Wildlife variety is the spice of life -- we know it, and now scientists have confirmed it. Biodiversity is crucial for ecosystems to work properly, according to a French-British study published in Nature this week.

Conservation groups have long campaigned to preserve the environment, arguing that we have a moral and ethical responsibility to protect other living things.

But without having a hard scientific argument for conservation, their efforts have often fallen on deaf political ears. Now the results of a massive, three-year ecological experiment show that the specialization of different plant species to different roles fundamentally affects the way that ecosystems work.

Andy Hector of Imperial College in London, a coauthor of the report, said, "There is now another reason to preserve diversity -- it plays a critical role in determining the way the environment works."

Hector and Michel Loreau of the Ecole Normale Superieure in Paris analyzed the results of harvests from experimental grasslands at eight sites across Europe, from Sweden to Greece.

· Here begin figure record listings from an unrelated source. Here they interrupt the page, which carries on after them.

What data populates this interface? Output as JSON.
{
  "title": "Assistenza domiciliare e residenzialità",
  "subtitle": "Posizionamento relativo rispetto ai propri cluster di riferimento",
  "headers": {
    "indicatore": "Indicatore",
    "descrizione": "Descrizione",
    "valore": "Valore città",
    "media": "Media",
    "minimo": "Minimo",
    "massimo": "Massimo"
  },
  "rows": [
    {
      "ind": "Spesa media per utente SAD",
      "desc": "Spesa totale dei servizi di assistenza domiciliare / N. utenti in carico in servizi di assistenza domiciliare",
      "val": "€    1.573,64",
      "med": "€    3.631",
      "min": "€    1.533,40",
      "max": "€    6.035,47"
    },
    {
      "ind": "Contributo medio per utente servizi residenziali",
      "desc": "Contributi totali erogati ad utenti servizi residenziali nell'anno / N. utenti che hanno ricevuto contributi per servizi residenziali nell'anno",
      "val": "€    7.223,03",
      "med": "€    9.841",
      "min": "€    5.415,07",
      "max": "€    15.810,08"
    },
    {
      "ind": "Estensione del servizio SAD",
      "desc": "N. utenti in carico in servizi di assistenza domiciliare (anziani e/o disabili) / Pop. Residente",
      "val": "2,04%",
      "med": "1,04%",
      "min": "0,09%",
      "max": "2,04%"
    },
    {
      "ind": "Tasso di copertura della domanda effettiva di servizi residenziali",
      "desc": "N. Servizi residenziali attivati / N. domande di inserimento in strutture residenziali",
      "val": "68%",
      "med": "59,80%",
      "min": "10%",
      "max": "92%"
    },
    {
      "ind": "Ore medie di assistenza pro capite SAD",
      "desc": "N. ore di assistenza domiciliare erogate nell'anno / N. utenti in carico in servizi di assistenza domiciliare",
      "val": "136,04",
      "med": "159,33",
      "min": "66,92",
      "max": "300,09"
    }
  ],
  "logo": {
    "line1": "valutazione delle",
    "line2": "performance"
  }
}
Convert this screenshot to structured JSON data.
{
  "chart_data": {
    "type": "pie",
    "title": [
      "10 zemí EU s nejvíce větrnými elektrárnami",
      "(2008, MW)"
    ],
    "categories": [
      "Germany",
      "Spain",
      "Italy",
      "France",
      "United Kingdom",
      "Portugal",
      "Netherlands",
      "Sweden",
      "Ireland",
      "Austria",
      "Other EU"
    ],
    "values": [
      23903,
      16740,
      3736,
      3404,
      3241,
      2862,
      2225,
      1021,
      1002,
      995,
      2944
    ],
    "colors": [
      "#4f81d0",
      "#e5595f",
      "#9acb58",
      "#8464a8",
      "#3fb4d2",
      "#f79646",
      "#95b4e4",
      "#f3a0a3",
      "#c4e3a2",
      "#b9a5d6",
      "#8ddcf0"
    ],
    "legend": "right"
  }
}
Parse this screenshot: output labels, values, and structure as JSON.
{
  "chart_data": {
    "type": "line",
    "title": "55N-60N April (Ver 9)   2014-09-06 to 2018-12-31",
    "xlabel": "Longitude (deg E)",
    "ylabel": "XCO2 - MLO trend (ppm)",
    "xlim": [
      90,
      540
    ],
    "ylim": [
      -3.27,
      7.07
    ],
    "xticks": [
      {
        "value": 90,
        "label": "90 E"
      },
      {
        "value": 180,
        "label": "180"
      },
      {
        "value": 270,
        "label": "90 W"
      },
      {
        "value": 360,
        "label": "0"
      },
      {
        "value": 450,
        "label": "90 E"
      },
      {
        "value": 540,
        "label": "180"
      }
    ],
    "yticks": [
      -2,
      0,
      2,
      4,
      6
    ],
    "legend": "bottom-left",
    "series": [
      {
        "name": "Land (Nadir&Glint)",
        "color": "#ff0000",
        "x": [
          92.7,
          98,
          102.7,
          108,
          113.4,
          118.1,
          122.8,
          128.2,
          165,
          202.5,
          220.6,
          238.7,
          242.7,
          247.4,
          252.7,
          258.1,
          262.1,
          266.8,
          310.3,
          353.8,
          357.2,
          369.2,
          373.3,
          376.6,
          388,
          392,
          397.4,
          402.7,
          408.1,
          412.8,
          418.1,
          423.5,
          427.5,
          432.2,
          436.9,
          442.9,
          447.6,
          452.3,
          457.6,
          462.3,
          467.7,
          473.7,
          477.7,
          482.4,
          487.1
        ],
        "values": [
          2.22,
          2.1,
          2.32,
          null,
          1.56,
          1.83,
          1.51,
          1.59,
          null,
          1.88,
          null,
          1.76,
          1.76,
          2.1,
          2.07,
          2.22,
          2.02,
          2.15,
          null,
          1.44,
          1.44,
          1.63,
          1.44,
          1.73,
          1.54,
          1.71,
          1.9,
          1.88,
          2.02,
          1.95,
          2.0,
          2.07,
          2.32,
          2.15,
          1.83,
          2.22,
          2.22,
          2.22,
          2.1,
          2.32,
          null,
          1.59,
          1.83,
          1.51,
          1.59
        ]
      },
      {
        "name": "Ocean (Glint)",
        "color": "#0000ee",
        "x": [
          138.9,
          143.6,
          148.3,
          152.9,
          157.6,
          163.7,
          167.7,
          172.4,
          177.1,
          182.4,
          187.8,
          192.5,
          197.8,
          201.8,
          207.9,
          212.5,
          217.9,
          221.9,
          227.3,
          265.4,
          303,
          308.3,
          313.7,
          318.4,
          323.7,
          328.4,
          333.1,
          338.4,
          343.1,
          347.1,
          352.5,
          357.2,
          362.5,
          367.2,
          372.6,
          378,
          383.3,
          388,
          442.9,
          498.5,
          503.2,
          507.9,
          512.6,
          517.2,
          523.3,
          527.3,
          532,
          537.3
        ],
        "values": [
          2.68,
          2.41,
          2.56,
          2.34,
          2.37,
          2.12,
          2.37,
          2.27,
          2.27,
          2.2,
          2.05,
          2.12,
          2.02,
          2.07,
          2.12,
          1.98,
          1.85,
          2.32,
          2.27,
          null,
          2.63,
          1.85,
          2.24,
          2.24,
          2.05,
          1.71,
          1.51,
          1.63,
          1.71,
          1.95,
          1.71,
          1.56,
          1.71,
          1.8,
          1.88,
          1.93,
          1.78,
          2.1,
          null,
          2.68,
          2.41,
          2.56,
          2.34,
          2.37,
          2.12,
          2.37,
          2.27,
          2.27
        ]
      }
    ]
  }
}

The "mini-meadows" varied in plant diversity to mimic the gradual loss of species seen throughout Europe.

The results show that plants grow better when they consist of teams of species that are complementary to one another. Moreover, harvest yields were higher when a range of plant species was grown together.

In the real world, this could mean that the amount of sunlight converted into plant life -- the "productivity" of an ecosystem -- also declines when species are missing. Lose enough species and, like losing rivets from an airplane, eventually the whole thing falls apart.

Conservationists have thus received a powerful new economic and scientific argument for preserving biodiversity.